US-UK trade deal could see 'agriculture for services' trade-off

The report states trade-offs will have to be made to get a US deal, which could see farming "sacrificed" in favour of the UK's financial services sector
The report states trade-offs will have to be made to get a US deal, which could see farming "sacrificed" in favour of the UK's financial services sector

A new International Trade Committee report has highlighted the potential ‘agriculture for services’ trade-off in any future FTA between the UK and US.

An investigation by the Commons committee published on Tuesday (1 May) said that achieving a comprehensive UK-US agreement “will involve a lot of compromises across a lot of different areas”.

It warned that one of those compromises could be an ‘agriculture for services’ trade-off.

In the report, the Legatum Institute argued that the “potential payments are large” for an agreement “providing access on agricultural products to the US allows for agreement in other areas that are more important for UK trade, such as financial services”.

The purpose of the Commons investigation has been to examine UK-US trade relations, the Government’s proposal to pursue a UK-US free trade agreement (FTA) in the future, and the benefits and challenges of such an agreement.

The US is the UK’s largest single-country trading partner and largest contributor of foreign direct investment (FDI).

In 2015, the US accounted for 19.7% and 11.1% of UK’s total exports and total imports, respectively. The Government has identified the US as one of several countries with whom it wants to pursue a FTA after Brexit.

'Large risk'

However, the agriculture sector has expressed concerns in the report about the potential impact of such a rushed FTA with the US, in particular a potential trade-off.

Nick von Westenholz, Director of EU Exit and International Trade for the NFU, expressed some concern that “in its enthusiasm to demonstrate its ability to do trade deals … the UK may rush into a trade deal with the US”.

For him, this could “carry with it a very large risk that we do not carry out due diligence and ensure that our interests are properly represented in those negotiations as well.”

The report states the UK farming industry could be "sacrificed" by a trade-off. For example, it says that the EU and US have vastly different sanitary and phytosanitary (SPS), animal welfare and environmental regulations and standards.

According to Global Justice Now and Compassion in World Farming, some key differences include the US use of chemical washes such as chlorine, the use of growth hormones in animal feed, GM foods sold without labelling, and US use of EU-banned pesticides.

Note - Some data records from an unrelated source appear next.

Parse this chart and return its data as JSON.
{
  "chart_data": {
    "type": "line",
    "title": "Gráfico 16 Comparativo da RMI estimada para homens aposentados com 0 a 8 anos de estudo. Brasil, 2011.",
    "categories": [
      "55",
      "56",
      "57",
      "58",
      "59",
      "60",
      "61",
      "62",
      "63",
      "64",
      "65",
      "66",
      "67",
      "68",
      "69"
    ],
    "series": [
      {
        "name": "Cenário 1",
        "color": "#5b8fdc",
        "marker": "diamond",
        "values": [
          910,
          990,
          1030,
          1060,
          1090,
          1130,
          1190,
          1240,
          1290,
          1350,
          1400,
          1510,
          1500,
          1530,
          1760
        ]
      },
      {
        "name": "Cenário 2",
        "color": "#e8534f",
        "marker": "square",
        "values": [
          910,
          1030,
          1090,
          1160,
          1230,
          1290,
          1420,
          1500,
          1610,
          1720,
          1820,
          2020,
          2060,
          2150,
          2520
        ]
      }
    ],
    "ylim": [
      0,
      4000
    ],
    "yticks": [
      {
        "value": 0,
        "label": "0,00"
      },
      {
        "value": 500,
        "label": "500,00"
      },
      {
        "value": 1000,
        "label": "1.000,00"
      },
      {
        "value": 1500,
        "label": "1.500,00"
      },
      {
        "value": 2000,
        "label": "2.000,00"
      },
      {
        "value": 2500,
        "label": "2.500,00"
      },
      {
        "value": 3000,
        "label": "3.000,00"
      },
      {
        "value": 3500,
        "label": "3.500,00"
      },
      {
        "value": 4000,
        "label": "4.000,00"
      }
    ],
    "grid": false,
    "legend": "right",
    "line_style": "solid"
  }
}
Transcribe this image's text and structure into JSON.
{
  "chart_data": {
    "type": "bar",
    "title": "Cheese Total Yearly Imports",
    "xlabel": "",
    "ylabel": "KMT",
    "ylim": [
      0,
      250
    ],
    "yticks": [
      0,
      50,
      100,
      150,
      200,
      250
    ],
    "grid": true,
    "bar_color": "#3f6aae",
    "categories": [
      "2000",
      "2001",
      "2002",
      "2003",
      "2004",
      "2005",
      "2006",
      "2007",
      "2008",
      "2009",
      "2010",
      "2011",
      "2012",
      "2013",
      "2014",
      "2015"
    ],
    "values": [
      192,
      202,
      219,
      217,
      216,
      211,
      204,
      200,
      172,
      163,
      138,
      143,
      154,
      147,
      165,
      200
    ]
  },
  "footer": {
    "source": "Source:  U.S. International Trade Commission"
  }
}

Peter Stevenson, Compassion in World Farming, said there was “utter absurdity” in having “regulatory coherence with a country that has almost no regulations” and that US agreement would make it “almost impossible for the UK to ever have good new welfare laws”.

The NFU likewise said that “UK producers are happy producing to the high standards they currently produce to and would like to continue to do that”.


Publishing the report, Committee Chair Angus MacNeil said it is "easy to understand" why the Government wants to promote freer trade with the US, but that it would be a "catastrophic error" to rush it.

“The economic benefits of a US deal are presently unproven. The Government appears to be engaged in an exercise in doublethink: on the one hand telling us that new trade deals will be the pot of gold at the end of the Brexit rainbow, while simultaneously saying it’s too soon to offer a realistic estimate of the possible contents or benefits a deal with its highest-priority target,” Mr MacNeil explained.

“Even in ideal circumstances, trade-offs will have to be made to get a comprehensive US deal. Without a trade strategy, we have no idea what these may be. Will the Government, in their rush to secure the future of the UK services sector, sacrifice UK agriculture or manufacturing? What does the Government intend to do to help industries if they are negatively affected by this bargain?”

Mr MacNeil added: “If there is a clash between the regulatory regimes of the EU and the US, which does the Government plan to prioritise? These issues need to be worked out, not just before negotiating a deal with the US, but also before we finalise our future trading relationship with the EU.”